We were recently involved in training a group of sales managers. In his opening address to the group the program leader made a really telling statement when he reminded the group that even though they were highly successful sales managers, like most other sales managers, they had very little sales management training.
A quick survey of the group showed everyone present had attended numerous sales training sessions and some had been given financial management and marketing training but none had been to a formal sales management course to learn the eight key functions of sales management.
This omission isn’t unique to that company. We have seen it time and time again. Companies invest in training their salespeople, giving them ample product, skills and behaviour training. In most instances the training results in improved sales performance and some of the salespeople who had the training eventually get promoted to sales managers.
But somewhere in corporate thinking there is a gap. Salespeople manage customer needs, interactions and expectations and they get training for that. Sales managers manage people (usually the most difficult group, ie salespeople) and systems, processes and protocols. But they don’t, according to corporate thinking, need to be trained (or retrained) for that role. Then companies wonder why, at some point in their journey, sales seem to flag. The team loses focus and, generally speaking, business development costs more than it should.
Very different skill sets
Salespeople have a complex role to perform. They usually perform a number of major functions – business development, managing margins, crafting, delivering and integrating solutions, and promoting their organisation with their customers. All of these activities focus on ways to improve sales penetration and capture an increased share of spend of their customers. Sales managers on the other hand, when they are not being pushed to become “super salespeople”, but rather trained then allowed to do their job, are involved in a totally different range of activities including:
Creating and manage sales systems, processes and protocols
Supporting salespeople in the field without selling themselves
Instilling discipline that sustains momentum and focus
Developing, implement and managing sales strategies
Stimulating and managing change
Developing, training and coaching salespeople in their teams
Selecting salespeople for their team
Manage sales performance, budgets and targets
All of these are learned competencies rather than inherent abilities and none are the skills, techniques or methods taught in sales training. Getting the most as an effective sales manager depends on three things that general managers – most of whom have little more than a theoretical understanding of sales and selling – need to consider:
First off is the no-brainer – sales management is about leading people, not selling! While a sales manager who has a successful track record in selling has the credibility to lead, selling is not the core competence – leadership is. That means that sales managers need to be taught more about leadership, developing a vision and gaining the commitment of the people in their team, than about how to win over a difficult customer. It also means that sales managers need to understand the challenges in the field so that they can provide the direction their teams need.

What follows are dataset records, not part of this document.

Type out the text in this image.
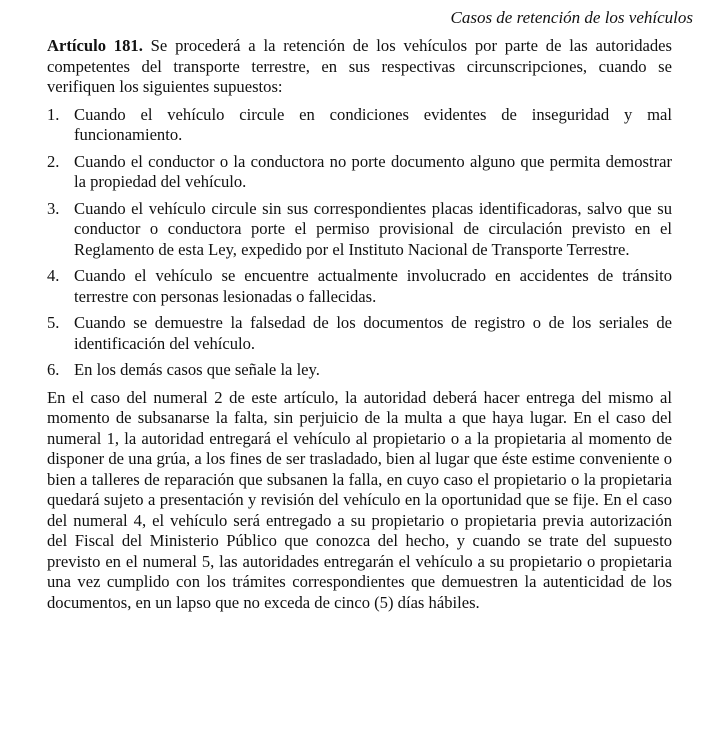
Casos de retención de los vehículos

Artículo 181. Se procederá a la retención de los vehículos por parte de las autoridades competentes del transporte terrestre, en sus respectivas circunscripciones, cuando se verifiquen los siguientes supuestos:

1. Cuando el vehículo circule en condiciones evidentes de inseguridad y mal funcionamiento.
2. Cuando el conductor o la conductora no porte documento alguno que permita demostrar la propiedad del vehículo.
3. Cuando el vehículo circule sin sus correspondientes placas identificadoras, salvo que su conductor o conductora porte el permiso provisional de circulación previsto en el Reglamento de esta Ley, expedido por el Instituto Nacional de Transporte Terrestre.
4. Cuando el vehículo se encuentre actualmente involucrado en accidentes de tránsito terrestre con personas lesionadas o fallecidas.
5. Cuando se demuestre la falsedad de los documentos de registro o de los seriales de identificación del vehículo.
6. En los demás casos que señale la ley.

En el caso del numeral 2 de este artículo, la autoridad deberá hacer entrega del mismo al momento de subsanarse la falta, sin perjuicio de la multa a que haya lugar. En el caso del numeral 1, la autoridad entregará el vehículo al propietario o a la propietaria al momento de disponer de una grúa, a los fines de ser trasladado, bien al lugar que éste estime conveniente o bien a talleres de reparación que subsanen la falla, en cuyo caso el propietario o la propietaria quedará sujeto a presentación y revisión del vehículo en la oportunidad que se fije. En el caso del numeral 4, el vehículo será entregado a su propietario o propietaria previa autorización del Fiscal del Ministerio Público que conozca del hecho, y cuando se trate del supuesto previsto en el numeral 5, las autoridades entregarán el vehículo a su propietario o propietaria una vez cumplido con los trámites correspondientes que demuestren la autenticidad de los documentos, en un lapso que no exceda de cinco (5) días hábiles.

Secondly, sales management is about instilling a disciplined approach to selling. A sales team without discipline is like a footy team without a coach – no one is sure what their role is or how to pass the ball to someone closer to the goal post. Discipline ensures that everyone in the team knows their role and what they have to do to be good. And keeping that momentum up is what sales managers should be investing their time in.
Finally, sales managers are coaches. Their primary role is to get the sales team to play at maximum levels for the longest possible time. That means they should be working with the sales team to understand what drives each individual and then using that knowledge to help their team members be the best they can be.
When sales managers are trained to perform these functions, as opposed to being super salesmen and women, the team flourishes, the company wins and customers get the best service possible. And that’s worth investing in.